Questo è accaduto senz’altro a causa della crisi internazionale del 2008, ma hanno contribuito, in modo irreversibile, le varie riforme che si sono susseguite: da quella del 2006, attuata con il cosiddetto decreto delle “Lenzuolate”, alla riforma Fornero che prese di mira anche le libere professioni. Riforme che venivano messe in atto principalmente per far fronte alla crisi ma che hanno invece affossato il comparto delle costruzioni, dell’architettura e dell’edilizia privata ma anche delle piccole e grandi opere pubbliche.
Nel corso di questi anni ci siamo trovati nelle condizioni paradossali di produrre molto lavoro, troppo spesso non remunerato, fino ad arrivare ad un punto in cui non c’era nemmeno più commesse ma nello stesso tempo i professionisti si sono trovati costretti a mantenere in vita lo studio con i conseguenti oneri, spese e minimi contributivi da pagare nell’attesa di una, seppur lieve, ripresa. Questa non solo non è arrivata a causa di scelte politiche chiare che sono andate in direzione assolutamente opposta, ma oggi è stata definitivamente azzoppata da questa grave crisi che ha messo in ginocchio tutta la popolazione. Il paradosso è che – paradosso giustificato a mio avviso – il Governo ha considerato, tra le misure di emergenza prese in questi giorni, la nostra professione tra quelle utili e necessarie, al pari dei medici.
Quindi per il Governo siamo necessari e indispensabili. Vero. Peccato però che in regime di cosiddetta normalità non abbiamo più commesse.
E’ una lunga ma necessaria premessa per dirvi che davanti alle crisi è quanto mai necessario avere moti di creatività.
Ho colto quindi l’occasione di un baco sostanziale nel decreto chiamato “Cura Italia” che non include coloro che non sono in regola con i contributi versati alla Cassa di Previdenza (INARCASSA). Voglio ricordare che nella prima stesura non rientravano nemmeno i liberi professionisti afferenti alle casse cosiddette private. A seguito della sollecitazione dei gruppi parlamentari, delle associazioni del settore e di numerosi professionisti, sono state prese le misure dovute anche per questi lavoratori.
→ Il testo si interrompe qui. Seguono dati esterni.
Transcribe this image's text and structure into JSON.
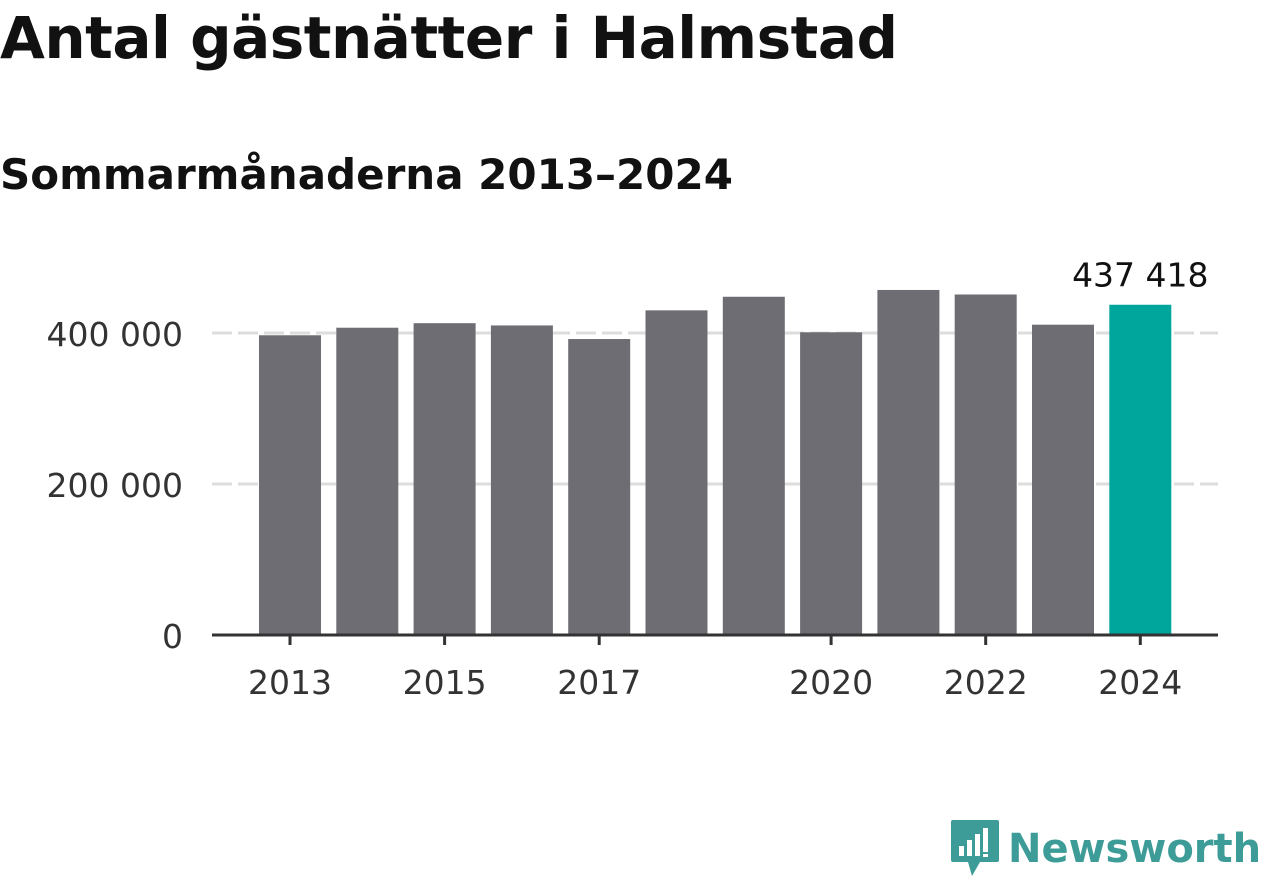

Ebbene la nostra cassa nelle scorse settimane ha deliberato un importante misura a favore degli iscritti ovvero quella di poter beneficiare di un prestito a tasso zero fino a 50.000 euro. Peccato che INARCASSA abbia discriminato proprio chi si è trovato in una situazione di difficoltà.
Ed è così che mi è balzato in mente il principio di sussidiarietà sancito dalla Costituzione. Se siamo una comunità dobbiamo utilizzare le leggi della comunità. Il nostro codice deontologico ci soccorre poiché non prevede la legge del “mors tua vita mea”, ovvero quella promossa dalla concorrenza tanto auspicata attraverso le riforme filo liberiste che ci vogliono tutti contro tutti.
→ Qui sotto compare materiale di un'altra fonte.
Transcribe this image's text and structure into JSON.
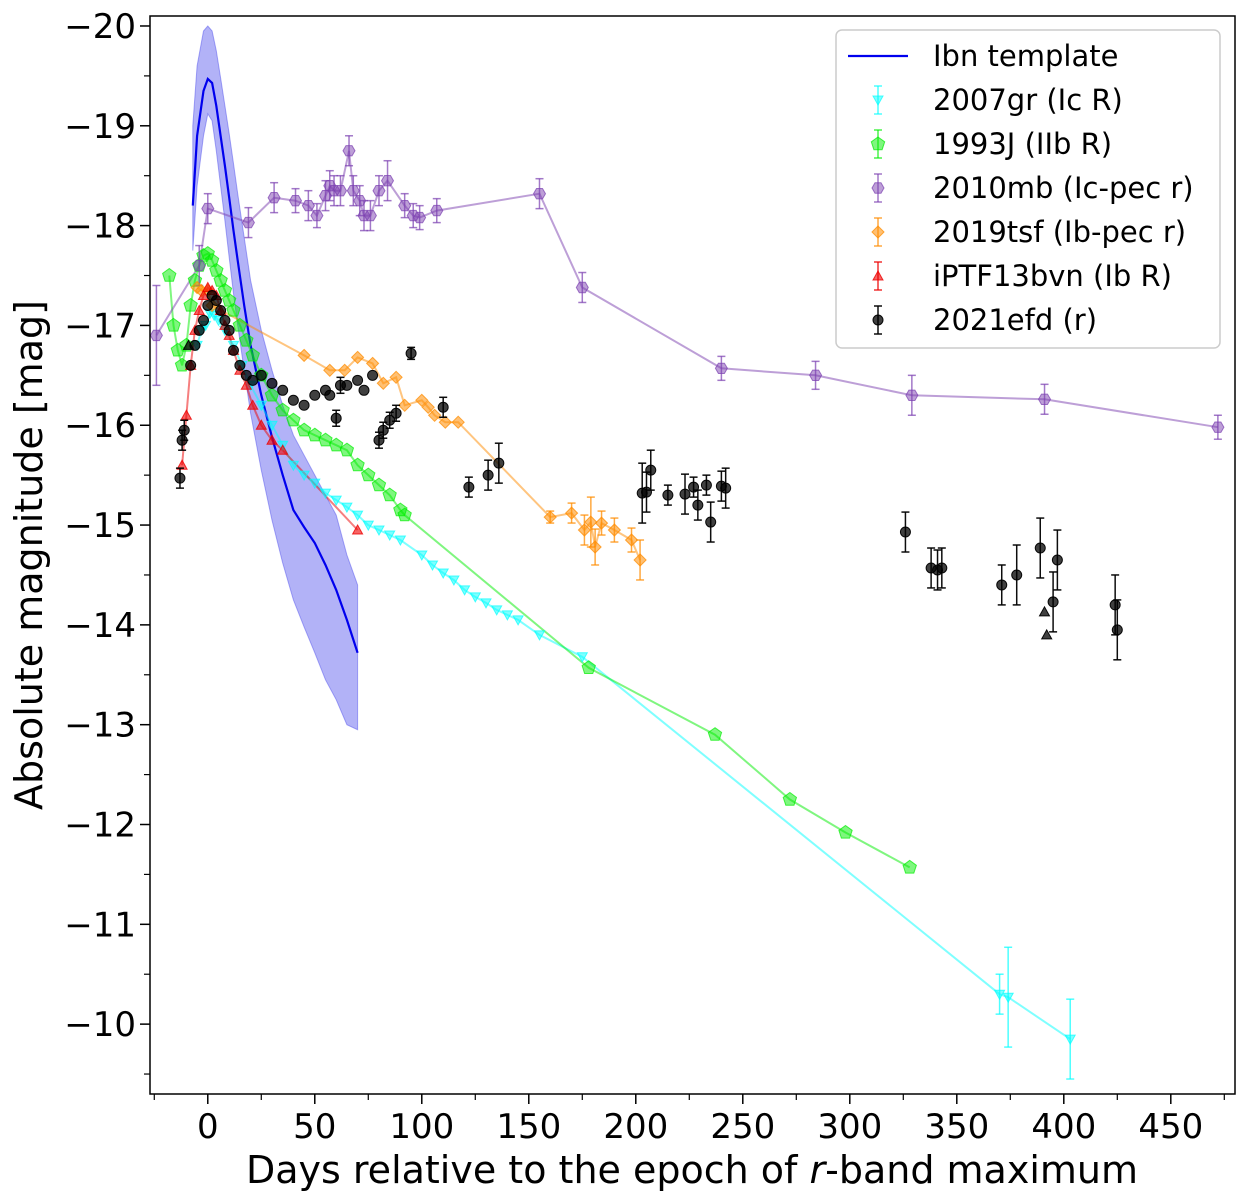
{
  "chart_data": {
    "type": "scatter",
    "xlabel_prefix": "Days relative to the epoch of ",
    "xlabel_italic": "r",
    "xlabel_suffix": "-band maximum",
    "ylabel": "Absolute magnitude [mag]",
    "xlim": [
      -27,
      480
    ],
    "ylim": [
      -9.3,
      -20.1
    ],
    "y_inverted": true,
    "x_ticks": [
      0,
      50,
      100,
      150,
      200,
      250,
      300,
      350,
      400,
      450
    ],
    "x_tick_labels": [
      "0",
      "50",
      "100",
      "150",
      "200",
      "250",
      "300",
      "350",
      "400",
      "450"
    ],
    "y_ticks": [
      -20,
      -19,
      -18,
      -17,
      -16,
      -15,
      -14,
      -13,
      -12,
      -11,
      -10
    ],
    "y_tick_labels": [
      "−20",
      "−19",
      "−18",
      "−17",
      "−16",
      "−15",
      "−14",
      "−13",
      "−12",
      "−11",
      "−10"
    ],
    "legend_position": "top-right",
    "series": [
      {
        "name": "Ibn template",
        "kind": "template",
        "color": "#0000ee",
        "band_color": "#5555ee",
        "x": [
          -7,
          -5,
          -2,
          0,
          2,
          4,
          6,
          8,
          10,
          12,
          14,
          17,
          20,
          25,
          30,
          35,
          40,
          45,
          50,
          55,
          60,
          65,
          70
        ],
        "y": [
          -18.2,
          -18.9,
          -19.35,
          -19.47,
          -19.43,
          -19.2,
          -18.9,
          -18.6,
          -18.28,
          -17.95,
          -17.65,
          -17.2,
          -16.8,
          -16.3,
          -15.88,
          -15.5,
          -15.15,
          -14.98,
          -14.82,
          -14.6,
          -14.35,
          -14.05,
          -13.72
        ],
        "y_upper": [
          -19.0,
          -19.6,
          -19.95,
          -20.0,
          -19.95,
          -19.75,
          -19.48,
          -19.2,
          -18.92,
          -18.62,
          -18.32,
          -17.88,
          -17.45,
          -16.95,
          -16.55,
          -16.2,
          -15.9,
          -15.7,
          -15.5,
          -15.3,
          -15.1,
          -14.7,
          -14.4
        ],
        "y_lower": [
          -17.75,
          -18.4,
          -18.9,
          -19.12,
          -19.05,
          -18.75,
          -18.4,
          -18.05,
          -17.68,
          -17.32,
          -17.0,
          -16.55,
          -16.12,
          -15.55,
          -15.05,
          -14.62,
          -14.25,
          -13.98,
          -13.72,
          -13.45,
          -13.25,
          -13.0,
          -12.95
        ]
      },
      {
        "name": "2007gr (Ic R)",
        "kind": "points",
        "marker": "triangle-down",
        "color": "#00ffff",
        "line": true,
        "x": [
          -5,
          -3,
          -1,
          1,
          3,
          5,
          8,
          12,
          16,
          20,
          25,
          30,
          35,
          40,
          45,
          50,
          55,
          60,
          65,
          70,
          75,
          80,
          85,
          90,
          100,
          105,
          110,
          115,
          120,
          125,
          130,
          135,
          140,
          145,
          155,
          175,
          370,
          374,
          403
        ],
        "y": [
          -16.8,
          -16.95,
          -17.0,
          -17.12,
          -17.1,
          -17.05,
          -16.95,
          -16.8,
          -16.6,
          -16.4,
          -16.2,
          -16.0,
          -15.8,
          -15.6,
          -15.5,
          -15.42,
          -15.32,
          -15.25,
          -15.18,
          -15.1,
          -15.0,
          -14.95,
          -14.9,
          -14.85,
          -14.7,
          -14.6,
          -14.52,
          -14.45,
          -14.35,
          -14.28,
          -14.22,
          -14.15,
          -14.1,
          -14.05,
          -13.9,
          -13.68,
          -10.3,
          -10.27,
          -9.85
        ],
        "err": [
          0,
          0,
          0,
          0,
          0,
          0,
          0,
          0,
          0,
          0,
          0,
          0,
          0,
          0,
          0,
          0,
          0,
          0,
          0,
          0,
          0,
          0,
          0,
          0,
          0,
          0,
          0,
          0,
          0,
          0,
          0,
          0,
          0,
          0,
          0,
          0,
          0.2,
          0.5,
          0.4
        ]
      },
      {
        "name": "1993J (IIb R)",
        "kind": "points",
        "marker": "pentagon",
        "color": "#00ee00",
        "line": true,
        "x": [
          -18,
          -16,
          -14,
          -12,
          -10,
          -8,
          -6,
          -4,
          -2,
          0,
          2,
          4,
          6,
          8,
          10,
          12,
          15,
          18,
          21,
          25,
          30,
          35,
          40,
          45,
          50,
          55,
          60,
          65,
          70,
          75,
          80,
          85,
          90,
          92,
          178,
          237,
          272,
          298,
          328
        ],
        "y": [
          -17.5,
          -17.0,
          -16.75,
          -16.6,
          -16.8,
          -17.2,
          -17.45,
          -17.6,
          -17.7,
          -17.72,
          -17.65,
          -17.55,
          -17.45,
          -17.35,
          -17.25,
          -17.15,
          -17.0,
          -16.85,
          -16.7,
          -16.5,
          -16.3,
          -16.15,
          -16.05,
          -15.95,
          -15.9,
          -15.85,
          -15.8,
          -15.75,
          -15.6,
          -15.5,
          -15.4,
          -15.3,
          -15.15,
          -15.1,
          -13.57,
          -12.9,
          -12.25,
          -11.92,
          -11.57
        ],
        "err": []
      },
      {
        "name": "2010mb (Ic-pec r)",
        "kind": "points",
        "marker": "hexagon",
        "color": "#7b3fb0",
        "line": true,
        "x": [
          -24,
          -4,
          0,
          19,
          31,
          41,
          47,
          51,
          55,
          57,
          59,
          62,
          66,
          68,
          71,
          73,
          76,
          80,
          84,
          92,
          96,
          99,
          107,
          155,
          175,
          240,
          284,
          329,
          391,
          472
        ],
        "y": [
          -16.9,
          -17.6,
          -18.17,
          -18.03,
          -18.28,
          -18.25,
          -18.2,
          -18.1,
          -18.3,
          -18.4,
          -18.35,
          -18.35,
          -18.75,
          -18.35,
          -18.25,
          -18.1,
          -18.1,
          -18.35,
          -18.45,
          -18.2,
          -18.1,
          -18.08,
          -18.15,
          -18.32,
          -17.38,
          -16.57,
          -16.5,
          -16.3,
          -16.26,
          -15.98
        ],
        "err": [
          0.5,
          0.2,
          0.15,
          0.15,
          0.15,
          0.12,
          0.15,
          0.12,
          0.15,
          0.15,
          0.15,
          0.15,
          0.15,
          0.15,
          0.15,
          0.15,
          0.15,
          0.15,
          0.2,
          0.12,
          0.12,
          0.12,
          0.12,
          0.15,
          0.15,
          0.12,
          0.14,
          0.2,
          0.15,
          0.12
        ]
      },
      {
        "name": "2019tsf (Ib-pec r)",
        "kind": "points",
        "marker": "diamond",
        "color": "#ff8c00",
        "line": true,
        "x": [
          -5,
          -3,
          0,
          2,
          45,
          57,
          64,
          70,
          77,
          82,
          88,
          92,
          100,
          103,
          106,
          111,
          117,
          160,
          170,
          176,
          179,
          181,
          184,
          190,
          198,
          202
        ],
        "y": [
          -17.38,
          -17.35,
          -17.35,
          -17.2,
          -16.7,
          -16.55,
          -16.55,
          -16.68,
          -16.62,
          -16.42,
          -16.48,
          -16.2,
          -16.25,
          -16.18,
          -16.1,
          -16.03,
          -16.03,
          -15.08,
          -15.12,
          -14.95,
          -15.03,
          -14.78,
          -15.02,
          -14.95,
          -14.85,
          -14.65
        ],
        "err": [
          0,
          0,
          0,
          0,
          0,
          0,
          0,
          0,
          0,
          0,
          0,
          0,
          0,
          0,
          0,
          0,
          0,
          0.06,
          0.1,
          0.15,
          0.25,
          0.18,
          0.12,
          0.12,
          0.12,
          0.2
        ]
      },
      {
        "name": "iPTF13bvn (Ib R)",
        "kind": "points",
        "marker": "triangle-up",
        "color": "#ee0000",
        "line": true,
        "x": [
          -12,
          -10,
          -8,
          -6,
          -4,
          -2,
          0,
          2,
          4,
          6,
          8,
          10,
          12,
          15,
          18,
          21,
          25,
          30,
          35,
          70
        ],
        "y": [
          -15.6,
          -16.1,
          -16.6,
          -16.95,
          -17.15,
          -17.3,
          -17.38,
          -17.35,
          -17.3,
          -17.15,
          -17.0,
          -16.9,
          -16.75,
          -16.55,
          -16.4,
          -16.2,
          -16.0,
          -15.85,
          -15.75,
          -14.95
        ],
        "err": []
      },
      {
        "name": "2021efd (r)",
        "kind": "points",
        "marker": "circle",
        "color": "#000000",
        "line": false,
        "x": [
          -13,
          -12,
          -11,
          -8,
          -6,
          -4,
          -2,
          0,
          2,
          4,
          6,
          8,
          10,
          12,
          15,
          18,
          21,
          25,
          30,
          35,
          40,
          45,
          50,
          55,
          57,
          60,
          62,
          65,
          70,
          73,
          77,
          80,
          82,
          85,
          88,
          95,
          110,
          122,
          131,
          136,
          203,
          205,
          207,
          215,
          223,
          227,
          229,
          233,
          235,
          240,
          242,
          326,
          338,
          341,
          343,
          371,
          378,
          389,
          395,
          397,
          424,
          425
        ],
        "y": [
          -15.47,
          -15.85,
          -15.95,
          -16.6,
          -16.8,
          -16.95,
          -17.05,
          -17.2,
          -17.3,
          -17.25,
          -17.15,
          -17.05,
          -16.95,
          -16.75,
          -16.6,
          -16.5,
          -16.45,
          -16.5,
          -16.42,
          -16.35,
          -16.25,
          -16.2,
          -16.3,
          -16.35,
          -16.3,
          -16.07,
          -16.4,
          -16.4,
          -16.45,
          -16.35,
          -16.5,
          -15.85,
          -15.95,
          -16.05,
          -16.12,
          -16.72,
          -16.18,
          -15.38,
          -15.5,
          -15.62,
          -15.32,
          -15.33,
          -15.55,
          -15.3,
          -15.31,
          -15.38,
          -15.2,
          -15.4,
          -15.03,
          -15.39,
          -15.37,
          -14.93,
          -14.57,
          -14.55,
          -14.57,
          -14.4,
          -14.5,
          -14.77,
          -14.23,
          -14.65,
          -14.2,
          -13.95
        ],
        "err": [
          0.1,
          0.1,
          0.1,
          0,
          0,
          0,
          0,
          0,
          0,
          0,
          0,
          0,
          0,
          0,
          0,
          0,
          0,
          0,
          0,
          0,
          0,
          0,
          0,
          0,
          0,
          0.08,
          0.08,
          0,
          0,
          0,
          0,
          0.08,
          0.08,
          0.08,
          0.08,
          0.06,
          0.1,
          0.1,
          0.15,
          0.2,
          0.3,
          0.2,
          0.2,
          0.1,
          0.2,
          0.1,
          0.15,
          0.1,
          0.2,
          0.15,
          0.2,
          0.2,
          0.2,
          0.2,
          0.2,
          0.2,
          0.3,
          0.3,
          0.3,
          0.3,
          0.3,
          0.3
        ],
        "triangle_x": [
          -9,
          391,
          392
        ],
        "triangle_y": [
          -16.8,
          -14.13,
          -13.9
        ]
      }
    ]
  }
}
D: Noi pensiamo, come te, che il fondo di scopo predisposto dal governo possa essere “aperto” anche a questa tua proposta e possa davvero diventare un volano per consentire anche ai colleghi, che non hanno potuto pagare negli anni passati i contributi, di riacquistare fiducia. Sai bene, però, che questa proposta potrà essere criticata da più parti. Cosa puoi dire ai tanti colleghi che invece hanno sempre rispettato le scadenze per il pagamento dei contributi?
Non c’è una proposta che non abbia i suoi oppositori e talvolta anche detrattori. Per fortuna, dico io, altrimenti non saremmo in regime di democrazia.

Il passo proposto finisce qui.